What is this line supposed to do? If I delete it, it all works fine btw..

Also, if you don't want to do distributed training (bc you have single GPU) this fails..

rohitgr7 commented 2 years ago

hey @ltx-dan ! the example is updated to work with master, new release is probably next month. to run it with latest release, you need to make small adjustments. check more here: https://github.com/PyTorchLightning/pytorch-lightning/issues/11565

ltx-dan commented 2 years ago

Hi @rohitgr7 I see it's added here. Would the strategy=null work too on the master branch?

rohitgr7 commented 2 years ago

for single device training, the strategy will be SingleDeviceStrategy.
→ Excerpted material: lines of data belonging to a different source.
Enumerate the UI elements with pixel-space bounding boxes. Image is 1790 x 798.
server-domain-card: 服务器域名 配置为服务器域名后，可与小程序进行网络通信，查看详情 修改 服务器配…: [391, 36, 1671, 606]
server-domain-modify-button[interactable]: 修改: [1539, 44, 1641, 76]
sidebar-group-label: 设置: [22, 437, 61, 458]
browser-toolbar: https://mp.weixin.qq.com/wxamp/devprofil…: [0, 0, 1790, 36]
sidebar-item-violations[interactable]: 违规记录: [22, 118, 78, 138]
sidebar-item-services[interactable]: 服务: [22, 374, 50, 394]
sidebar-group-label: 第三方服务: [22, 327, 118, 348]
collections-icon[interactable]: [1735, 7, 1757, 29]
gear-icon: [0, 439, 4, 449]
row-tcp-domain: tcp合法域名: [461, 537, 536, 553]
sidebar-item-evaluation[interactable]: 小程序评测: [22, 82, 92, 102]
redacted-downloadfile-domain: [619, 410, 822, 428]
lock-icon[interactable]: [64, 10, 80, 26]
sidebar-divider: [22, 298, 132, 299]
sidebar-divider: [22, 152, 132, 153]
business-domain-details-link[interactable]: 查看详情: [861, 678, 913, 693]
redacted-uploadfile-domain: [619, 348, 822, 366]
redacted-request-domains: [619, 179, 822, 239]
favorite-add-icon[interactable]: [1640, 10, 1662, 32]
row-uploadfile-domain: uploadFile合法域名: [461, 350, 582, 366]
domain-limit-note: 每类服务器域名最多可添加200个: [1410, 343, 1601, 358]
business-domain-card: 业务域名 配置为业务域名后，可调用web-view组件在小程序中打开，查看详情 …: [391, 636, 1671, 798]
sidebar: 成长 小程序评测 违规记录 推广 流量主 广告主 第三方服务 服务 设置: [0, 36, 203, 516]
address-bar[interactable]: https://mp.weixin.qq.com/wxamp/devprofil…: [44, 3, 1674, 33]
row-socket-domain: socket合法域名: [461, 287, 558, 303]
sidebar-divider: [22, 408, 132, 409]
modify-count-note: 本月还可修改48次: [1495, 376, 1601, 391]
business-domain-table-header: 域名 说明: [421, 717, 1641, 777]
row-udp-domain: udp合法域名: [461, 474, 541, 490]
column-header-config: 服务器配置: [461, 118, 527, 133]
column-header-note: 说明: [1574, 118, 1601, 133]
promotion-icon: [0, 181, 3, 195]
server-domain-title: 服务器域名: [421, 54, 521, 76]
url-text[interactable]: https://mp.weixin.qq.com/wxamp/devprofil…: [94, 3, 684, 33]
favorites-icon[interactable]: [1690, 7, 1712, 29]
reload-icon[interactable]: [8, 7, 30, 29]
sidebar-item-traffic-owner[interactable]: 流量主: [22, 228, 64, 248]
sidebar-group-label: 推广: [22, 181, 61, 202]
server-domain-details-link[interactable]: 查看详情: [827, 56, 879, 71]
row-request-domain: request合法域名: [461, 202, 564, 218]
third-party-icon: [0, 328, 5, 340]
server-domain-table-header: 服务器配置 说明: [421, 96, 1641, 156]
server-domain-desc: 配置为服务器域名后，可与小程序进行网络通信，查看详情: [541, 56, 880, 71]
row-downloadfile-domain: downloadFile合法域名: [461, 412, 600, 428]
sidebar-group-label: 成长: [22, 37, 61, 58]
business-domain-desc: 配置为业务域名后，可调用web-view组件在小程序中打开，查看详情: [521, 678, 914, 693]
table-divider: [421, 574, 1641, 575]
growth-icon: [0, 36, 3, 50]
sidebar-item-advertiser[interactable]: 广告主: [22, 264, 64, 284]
It can never be Null.

function2-llx commented 2 years ago

Hello @rohitgr7 , may I ask if there's some plan to adopt the example implementation officially into the library, or just leave it as an example (with copy & paste for usage)? Thanks!

rohitgr7 commented 2 years ago

hey @function2-llx

for now, AFAIK, it will stay as an example since Loop API is still experimental.

YannDubs commented 2 years ago

what if we just integrate with sklearn cross validation? this can be the start of supporting sklearn interop

I agree with @williamFalcon , for the case of datasets in memory we should really just have a function (probably in bolts) that wraps SklearnDatamodule Trainer Module to a module that can be used with sklearn. Then you could get all the sklearn goodies for free: Pipeline (eg for preprocessing or to add a sklearn predictor after a SSL module), cross validation, hyperparameter tuning ...

chanshing commented 2 years ago

hey @function2-llx

for now, AFAIK, it will stay as an example since Loop API is still experimental.

I'm getting the following error when I try to use the kfold.py example:

    self.trainer.strategy.setup_optimizers(self.trainer)
AttributeError: 'Trainer' object has no attribute 'strategy'

I'm using PL 1.5.10 and Pytorch 1.10.2

ltx-dan commented 2 years ago

hi @rohitgr7

FYI, we just discovered that this updated version of the example (running on master) does not work at all if early_stopping callbacks are used.. after the first fold, the subsequent ones don't run at all.. do you have any idea why that might be?

What I found was that in anticipation of the rollout of the strategy feature, callbacks were updated (early_stopping included), see here

So for some reason, once early_stopping is updating the should_stop property of the trainer, it is never reset (for the subsequent folds) in kfold (after switching to strategy backend for ptl1.6.0. So, simply adding

self.trainer.should_stop = False

to the _reset_fitting method in your example makes it work again.